NEW JERSEY DEPARTMENT
OF CORRECTIONS,

     Respondent.
__________________________

                    Submitted October 28, 2019 – Decided December 19, 2019

                    Before Judges Sabatino and Natali.

                    On appeal from the New Jersey Department of
                    Corrections.

                    Charles Sweet, appellant pro se.

                    Gurbir S. Grewal, Attorney General, attorney for
                    respondent (Jane C. Schuster, Assistant Attorney
                    General, of counsel; Kevin John Dronson, Deputy
                    Attorney General, on the brief).

PER CURIAM
      Appellant Charles Sweet, an inmate confined at South Woods State Prison

in Bridgeton,1 appeals from an October 3, 2017 final administrative decision by

the New Jersey Department of Corrections (DOC) finding that he committed

prohibited acts *.708, "refusal to submit to a search," *.803/*.002, "attempting

to commit or aiding another person to commit any category A or B offense," in

this case, "assaulting any person," and *.202, "possession or introduction of a

weapon, such as . . . a sharpened instrument, knife, or unauthorized tool,"

contrary to N.J.A.C. 10A:4-4.1(a). Appellant was sanctioned to 365 days of

administrative segregation, 365 days loss of commutation credits, fifteen days

loss of recreation privileges, and confiscation of the weapon seized from his cell.

We affirm.

      According to incident reports, on September 11, 2017, Senior Corrections

Officers (SCO) Christopher Adones and Adam Higgins attempted to search

appellant's cell.
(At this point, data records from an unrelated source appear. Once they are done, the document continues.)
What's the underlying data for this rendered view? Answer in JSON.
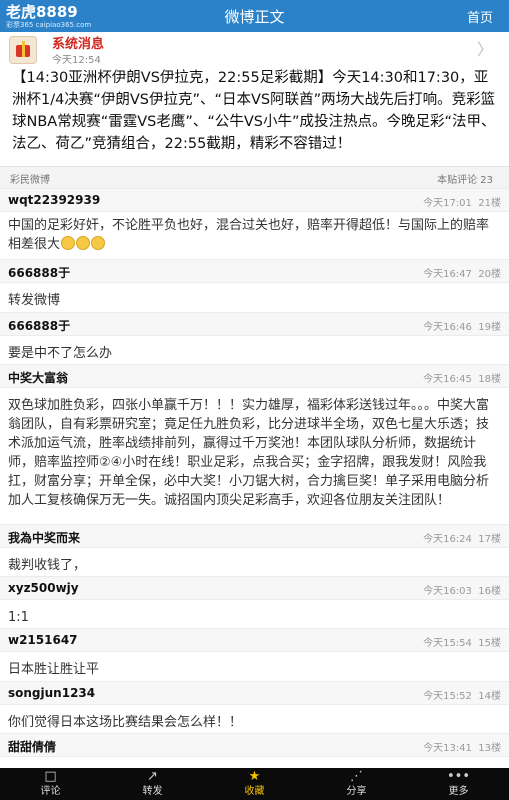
{
  "header": {
    "brand": "老虎8889",
    "brand_sub": "彩票365 caipiao365.com",
    "title": "微博正文",
    "home_label": "首页"
  },
  "message": {
    "name": "系统消息",
    "time": "今天12:54",
    "body": "【14:30亚洲杯伊朗VS伊拉克，22:55足彩截期】今天14:30和17:30，亚洲杯1/4决赛“伊朗VS伊拉克”、“日本VS阿联酋”两场大战先后打响。竞彩篮球NBA常规赛“雷霆VS老鹰”、“公牛VS小牛”成投注热点。今晚足彩“法甲、法乙、荷乙”竞猜组合，22:55截期，精彩不容错过！"
  },
  "comments_bar": {
    "source": "彩民微博",
    "count": "本贴评论 23"
  },
  "comments": [
    {
      "user": "wqt22392939",
      "time": "今天17:01",
      "floor": "21楼",
      "text": "中国的足彩好奸，不论胜平负也好，混合过关也好，赔率开得超低！与国际上的赔率相差很大",
      "emoji_count": 3
    },
    {
      "user": "666888于",
      "time": "今天16:47",
      "floor": "20楼",
      "text": "转发微博"
    },
    {
      "user": "666888于",
      "time": "今天16:46",
      "floor": "19楼",
      "text": "要是中不了怎么办"
    },
    {
      "user": "中奖大富翁",
      "time": "今天16:45",
      "floor": "18楼",
      "text": "双色球加胜负彩，四张小单赢千万！！！实力雄厚，福彩体彩送钱过年。。。中奖大富翁团队，自有彩票研究室；竟足任九胜负彩，比分进球半全场，双色七星大乐透；技术派加运气流，胜率战绩排前列，赢得过千万奖池！本团队球队分析师，数据统计师，赔率监控师②④小时在线！职业足彩，点我合买；金字招牌，跟我发财！风险我扛，财富分享；开单全保，必中大奖！小刀锯大树，合力擒巨奖！单子采用电脑分析加人工复核确保万无一失。诚招国内顶尖足彩高手，欢迎各位朋友关注团队！"
    },
    {
      "user": "我為中奖而来",
      "time": "今天16:24",
      "floor": "17楼",
      "text": "裁判收钱了，"
    },
    {
      "user": "xyz500wjy",
      "time": "今天16:03",
      "floor": "16楼",
      "text": "1:1"
    },
    {
      "user": "w2151647",
      "time": "今天15:54",
      "floor": "15楼",
      "text": "日本胜让胜让平"
    },
    {
      "user": "songjun1234",
      "time": "今天15:52",
      "floor": "14楼",
      "text": "你们觉得日本这场比赛结果会怎么样！！"
    },
    {
      "user": "甜甜倩倩",
      "time": "今天13:41",
      "floor": "13楼",
      "text": ""
    }
  ],
  "bottom_tabs": [
    {
      "label": "评论",
      "icon": "comment-icon"
    },
    {
      "label": "转发",
      "icon": "forward-icon"
    },
    {
      "label": "收藏",
      "icon": "star-icon"
    },
    {
      "label": "分享",
      "icon": "share-icon"
    },
    {
      "label": "更多",
      "icon": "more-icon"
    }
  ]
}
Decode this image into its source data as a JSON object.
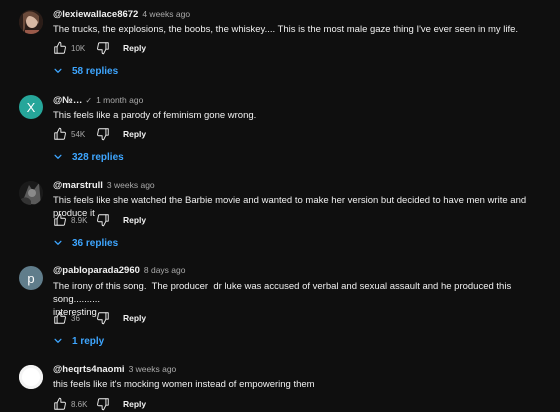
{
  "comments": [
    {
      "author": "@lexiewallace8672",
      "time": "4 weeks ago",
      "text": "The trucks, the explosions, the boobs, the whiskey.... This is the most male gaze thing I've ever seen in my life.",
      "likes": "10K",
      "reply_label": "Reply",
      "replies_label": "58 replies",
      "avatar": {
        "type": "photo",
        "colors": [
          "#6b4a3a",
          "#d9b8a3",
          "#2b1d18"
        ]
      }
    },
    {
      "author": "@№…",
      "verified_mark": "✓",
      "time": "1 month ago",
      "text": "This feels like a parody of feminism gone wrong.",
      "likes": "54K",
      "reply_label": "Reply",
      "replies_label": "328 replies",
      "avatar": {
        "type": "letter",
        "letter": "X",
        "color": "#26a69a"
      }
    },
    {
      "author": "@marstrull",
      "time": "3 weeks ago",
      "text": "This feels like she watched the Barbie movie and wanted to make her version but decided to have men write and produce it",
      "likes": "8.9K",
      "reply_label": "Reply",
      "replies_label": "36 replies",
      "avatar": {
        "type": "photo",
        "colors": [
          "#1a1a1a",
          "#7a7a7a",
          "#3a3a3a"
        ]
      }
    },
    {
      "author": "@pabloparada2960",
      "time": "8 days ago",
      "text": "The irony of this song.  The producer  dr luke was accused of verbal and sexual assault and he produced this song..........\ninteresting",
      "likes": "36",
      "reply_label": "Reply",
      "replies_label": "1 reply",
      "avatar": {
        "type": "letter",
        "letter": "p",
        "color": "#607d8b"
      }
    },
    {
      "author": "@heqrts4naomi",
      "time": "3 weeks ago",
      "text": "this feels like it's mocking women instead of empowering them",
      "likes": "8.6K",
      "reply_label": "Reply",
      "avatar": {
        "type": "photo",
        "colors": [
          "#f2f2f2",
          "#ffffff",
          "#dcdcdc"
        ]
      }
    }
  ],
  "colors": {
    "background": "#0f0f0f",
    "text_primary": "#f1f1f1",
    "text_secondary": "#aaaaaa",
    "link_blue": "#3ea6ff"
  },
  "icons": [
    "thumbs-up-icon",
    "thumbs-down-icon",
    "chevron-down-icon"
  ]
}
Adones maintained that after being directed to exit his cell,

appellant became angry and stated "f--k you; you're not searching my room."

Adones further claimed that when he attempted to use his radio to request

appellant's cell be closed, appellant became aggressive and swung a closed fist



1
  At the time of the incident that led to the administrative charges, appellant
was incarcerated at Bayside State Prison (BSP) in Leesburg.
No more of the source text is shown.